No,not all pigeons have homing capabilities. Only homers,english tipplers,wild and fancy gola pigeons have capability to come back home home when released away from home. Homers are best among all pigeon breeds to comeback home (if properly trained).
Pakistani HighFlyers don't have homing instinct in them. On the contrary they're bred to fly/stay around the same spot where they're taken and released(in competitions). Other breeds you've named also can't comeback home when released far from home.


----------



## mateeb4u (Aug 19, 2014)

*Maping capability ?*

i want to know that is Wild pigeon that commonly found in urban cities whose color is like Rock Dove, Feral has the Homing Capability,
and the last thing is , Is Rock Dove, Feral, Wild Pigeon , are same pigeons, 
and is the Normally Homing pigeon(as a pets not special) are cheap or costly,
Thanks
I am posting a lot of question Sorry for that


----------



## Jass SamOplay (May 29, 2012)

Please feel free to ask as many questions you want

Since Pakistan was formely Punjab itself before the unfortunate partition,I believe you have same pigeons living as ferals which we have here. Here we have wild Gola pigeons living freely. They are different from rock doves,they look like them though. They don't like human touch and can't be tamed. Yes they do have strong homing ability and are endurance flyers. Speeds of upto 92kms/hr have been recorded.

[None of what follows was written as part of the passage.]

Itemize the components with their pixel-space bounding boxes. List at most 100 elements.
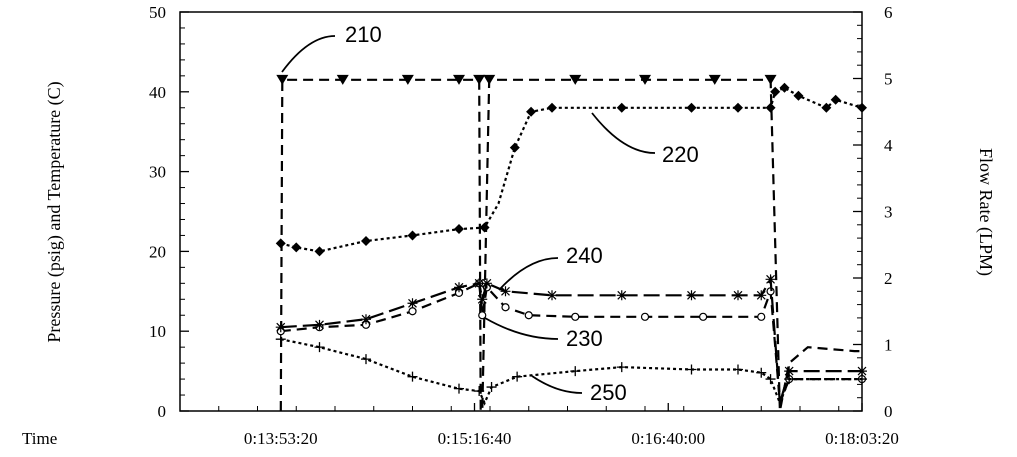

There are many breeds of ordinary homer pigeons found in Punjab and Pakistan. From ordinary homers I mean shirazi homers,gola homers etc. They can be purchased easily for less/reasonable money. They have homing instincts and can home back if trained.
Its the Racing homers that are costly. Its a breed of homing pigeons selectively bred for its endurance and homing ability. When released far from home they won't waste any time to comeback to their home unlike ordinary homer breeds that may take hours or days. So Racing homers are costly.


----------



## mateeb4u (Aug 19, 2014)

*Check my pigeons*

Thanks :
i am posting the photo of my pigeon can tell me that is these pigeons have Mapping(homer Pigeon) capability,
what is name f my pigeons breed,

































and can tell me please what are physical sign of pigeon that have homer(Mapping) capability, so that i can buy correct pigeon
Thanks


----------



## hamza syed (Jun 22, 2012)

the breed below is known as the racing homer pigeon 









your breed is more like the gola pigeons used in pigeon fights (not actual fight tho. they are flown in groups to capture other birds, and the one who captures more wins)


----------



## jnv2105 (Jan 17, 2015)

I believe that's not a homer that's a barn pigeon.


----------



## christispigeons (May 28, 2015)

Mateeb4u your pigeons are beautiful! I love their coloring. It looks like you have them very well trained and bonded to you.


----------



## starter916 (Jun 26, 2015)

This is a sherazi from afghanistan so that mean if i release it will come back home. 6 week old.


----------



## spirit wings (Mar 29, 2008)

The thread was started in 2014


----------



## hamza syed (Jun 22, 2012)

to answer it they will roam around your loft but releasing them like homer will not make them come home, they don't have that much homing instinct


----------



## spirit wings (Mar 29, 2008)

hamza syed said:


> the breed below is known as the racing homer pigeon
> 
> View attachment 32302
> 
> ...


Why not start your own thread. This one is from 2014. As mentioned before.


----------